The title of this post comes from a timely new paper on the likelihood of Catalan independence. Published by the University of Sydney as an Economics Working Paper, which you can access here. The full title is Between the Sword and the Wall: Spain’s Limited Options for Catalan Secessionism. The authors do not argue for independence or secession, but use a game theory approach to suggest that independence for Catalunya is not just possible, but an optimum outcome for Spain, Catalunya and the EU.
This conclusion is based on three assumptions. One, that there is a credible demand for independence, ie polls indicate that the pro-independence campaign has a good chance of winning the referendum. Two, the demand for independence is primarily or at least to a very large extent economically driven. Simply put, the proponents of independence believe independence would make the new country better off. Thirdly, there is no threat of violence to stop independence. While the first two assumptions are very much in line with the situation in Catalunya, the third assumption may strike many as an assumption too far. However the authors present a convincing case for this, by arguing that the use of violence to suppress a peaceful democratic vote would be so damaging and disruptive for not just the Spanish economy, but for the eurozone as a whole that it can effectively be ruled out.

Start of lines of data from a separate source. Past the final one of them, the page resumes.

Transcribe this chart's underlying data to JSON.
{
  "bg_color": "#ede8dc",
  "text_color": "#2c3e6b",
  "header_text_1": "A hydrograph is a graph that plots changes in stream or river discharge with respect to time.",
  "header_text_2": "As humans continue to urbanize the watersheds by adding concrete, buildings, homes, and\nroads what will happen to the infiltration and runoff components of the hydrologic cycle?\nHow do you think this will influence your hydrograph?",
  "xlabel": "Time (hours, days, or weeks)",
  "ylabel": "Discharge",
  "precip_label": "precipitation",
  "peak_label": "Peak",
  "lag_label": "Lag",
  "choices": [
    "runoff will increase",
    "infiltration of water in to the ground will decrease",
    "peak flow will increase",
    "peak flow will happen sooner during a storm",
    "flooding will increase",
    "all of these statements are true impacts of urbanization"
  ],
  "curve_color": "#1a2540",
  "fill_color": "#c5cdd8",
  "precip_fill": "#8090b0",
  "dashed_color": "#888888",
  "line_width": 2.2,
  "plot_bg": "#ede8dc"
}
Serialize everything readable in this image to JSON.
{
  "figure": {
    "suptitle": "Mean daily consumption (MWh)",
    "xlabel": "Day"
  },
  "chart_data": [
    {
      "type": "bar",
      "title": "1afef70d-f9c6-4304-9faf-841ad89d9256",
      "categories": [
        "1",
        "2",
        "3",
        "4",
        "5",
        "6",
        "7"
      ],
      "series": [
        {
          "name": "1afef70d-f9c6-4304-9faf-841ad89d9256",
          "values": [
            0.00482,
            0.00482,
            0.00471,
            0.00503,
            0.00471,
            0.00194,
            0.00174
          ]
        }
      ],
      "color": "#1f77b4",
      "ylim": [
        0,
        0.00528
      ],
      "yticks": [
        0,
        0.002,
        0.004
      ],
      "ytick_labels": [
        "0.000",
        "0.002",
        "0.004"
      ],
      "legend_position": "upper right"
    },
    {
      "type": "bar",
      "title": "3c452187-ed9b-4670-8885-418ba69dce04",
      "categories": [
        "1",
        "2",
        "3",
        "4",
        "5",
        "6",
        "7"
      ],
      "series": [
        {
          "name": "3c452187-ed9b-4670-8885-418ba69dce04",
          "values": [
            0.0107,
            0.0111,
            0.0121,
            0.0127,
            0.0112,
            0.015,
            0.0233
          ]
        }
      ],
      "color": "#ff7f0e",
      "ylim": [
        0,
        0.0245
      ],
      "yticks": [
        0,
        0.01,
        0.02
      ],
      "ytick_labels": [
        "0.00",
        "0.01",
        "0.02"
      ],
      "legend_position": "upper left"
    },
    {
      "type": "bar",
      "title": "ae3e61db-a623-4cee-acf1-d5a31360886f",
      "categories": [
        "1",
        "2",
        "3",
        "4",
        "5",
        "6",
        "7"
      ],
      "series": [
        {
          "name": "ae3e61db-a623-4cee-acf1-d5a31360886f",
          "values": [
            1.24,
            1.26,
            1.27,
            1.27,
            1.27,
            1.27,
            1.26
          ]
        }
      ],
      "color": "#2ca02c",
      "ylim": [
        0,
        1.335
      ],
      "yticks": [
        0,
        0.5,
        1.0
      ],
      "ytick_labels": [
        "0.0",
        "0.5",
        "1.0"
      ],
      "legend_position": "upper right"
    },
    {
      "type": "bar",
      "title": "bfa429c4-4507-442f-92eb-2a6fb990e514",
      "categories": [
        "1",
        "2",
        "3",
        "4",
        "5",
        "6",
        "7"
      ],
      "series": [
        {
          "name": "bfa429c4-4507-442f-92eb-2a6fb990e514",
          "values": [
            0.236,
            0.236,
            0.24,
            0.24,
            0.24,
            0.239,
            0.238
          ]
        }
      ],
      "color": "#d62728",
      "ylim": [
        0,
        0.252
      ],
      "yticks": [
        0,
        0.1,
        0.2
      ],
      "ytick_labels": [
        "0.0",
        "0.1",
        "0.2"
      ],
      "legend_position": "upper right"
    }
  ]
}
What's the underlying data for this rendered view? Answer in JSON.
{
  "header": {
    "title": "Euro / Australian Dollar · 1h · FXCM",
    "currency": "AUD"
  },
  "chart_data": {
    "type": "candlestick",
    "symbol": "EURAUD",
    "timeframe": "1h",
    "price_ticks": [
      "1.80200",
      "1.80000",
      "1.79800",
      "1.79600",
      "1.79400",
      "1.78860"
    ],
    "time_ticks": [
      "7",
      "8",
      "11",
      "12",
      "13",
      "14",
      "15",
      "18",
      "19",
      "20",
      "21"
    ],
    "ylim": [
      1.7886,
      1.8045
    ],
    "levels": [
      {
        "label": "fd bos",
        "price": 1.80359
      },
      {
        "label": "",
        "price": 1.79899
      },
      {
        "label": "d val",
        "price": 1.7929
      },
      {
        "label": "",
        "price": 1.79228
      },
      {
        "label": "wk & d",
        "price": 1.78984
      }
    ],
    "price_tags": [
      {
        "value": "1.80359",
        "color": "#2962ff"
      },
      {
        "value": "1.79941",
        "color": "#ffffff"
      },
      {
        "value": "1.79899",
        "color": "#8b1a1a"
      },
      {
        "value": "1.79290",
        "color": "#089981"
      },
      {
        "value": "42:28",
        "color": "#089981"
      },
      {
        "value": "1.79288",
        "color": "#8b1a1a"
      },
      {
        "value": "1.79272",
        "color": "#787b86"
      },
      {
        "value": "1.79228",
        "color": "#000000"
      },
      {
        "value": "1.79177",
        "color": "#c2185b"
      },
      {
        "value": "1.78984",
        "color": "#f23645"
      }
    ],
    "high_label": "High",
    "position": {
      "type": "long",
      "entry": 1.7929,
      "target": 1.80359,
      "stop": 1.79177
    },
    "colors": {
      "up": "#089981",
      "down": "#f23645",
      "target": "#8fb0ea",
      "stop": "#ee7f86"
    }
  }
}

Since the demand for independence is primarily driven by demands for greater economic powers the first option for the Spanish government would be to try and “buy-out” a proportion of the electorate by offering a better funding model favourable to Catalunya. This is unlikely to happen. Neither of the two main Spanish parties, the Conservatives and the Socialists, have shown any serious interest in this option. Furthermore as the authors point out, the cost of “buying-out” Catalunya may be too high a cost for Spain in its current economic situation. The Spanish government is probably too dependent on the tax revenues coming from Catalunya to be able to afford to forego this in order to keep Catalunya in Spain. It is worth noting that it was the failure of a previous attempt to agree a new funding package that led to the current wave of pro-independence support.
If Spain cannot or will not offer Catalunya a new deal, then the referendum goes ahead. In this scenario there is likely to be a greater chance of a Yes vote for independence. In which case, according to the authors, the Spanish government would be forced to negotiate independence. At the moment the main deterrent used by the Spanish government is the claim that an independent Catalunya would not be internationally recognized and therefore excluded from the EU. However as the authors demonstrate this is a non-credible threat. The key point is that a newly independent Catalunya would have some powerful weapons at its disposal. The rest of the EU needs Catalunya as a transit space for much of its trade with Spain and North Africa. More importantly the threat of exclusion from the EU would be met by the threat of not accepting a share of Spain’s debt. This, plus the loss of Catalan tax revenues would put Spain in the perilous position of becoming bankrupt, seriously endangering the euro and the EU. Thus there would be enormous pressure from within Spain and from the rest of the EU for Spain and Catalunya to reach a swift agreement. An agreement based on full membership of the EU for Catalunya in return for the Catalans accepting a proportional share of Spain’s national debt.
Could something similar happen in Scotland? As the UK is not in the eurozone, Scottish independence poses no threat to the euro. However the importance of the national debt is something that would be relevant in negotiations over Scottish independence. A recent paper on Scottish Independence and the UK’s Debt Burden from the National Institute of Economic and Social Research demonstrates that “in all cases, the UK’s debt to GDP ratio will rise, with possible consequences for its credit rating. At the same time, Scotland’s debt burden will be lower than the UK’s in all cases.” This is the scenario if Scotland becomes independent and agrees to take on a proportional share of the UK’s debt. Just imagine how bad it would be for the rUK if Scotland didn’t agree to this. Once again we have evidence that Scotland has some important cards to play in the event of negotiations.
In general terms while the UK may not be in quite as parlous a state as Spain, the future economic prospects for the UK are far from rosy. In fact one can argue that the UK needs Scotland more than Scotland needs the UK. The loss of tax revenues from Scotland, including from the North Sea, would in all likelihood seriously worsen the rUK’s debt and current account. This probably explains why none of the main UK parties have ever considered granting full fiscal powers to Scotland. Despite all the bluff and bluster coming out of Westminster, the rUK cannot afford the option of Devo-max. As in Spain the only choice is between the status-quo and independence. For more and more people the status-quo is becoming a very unattractive option. From now on the ball is firmly in the courts of London and Madrid. We await with interest to see if they come up with anything positive.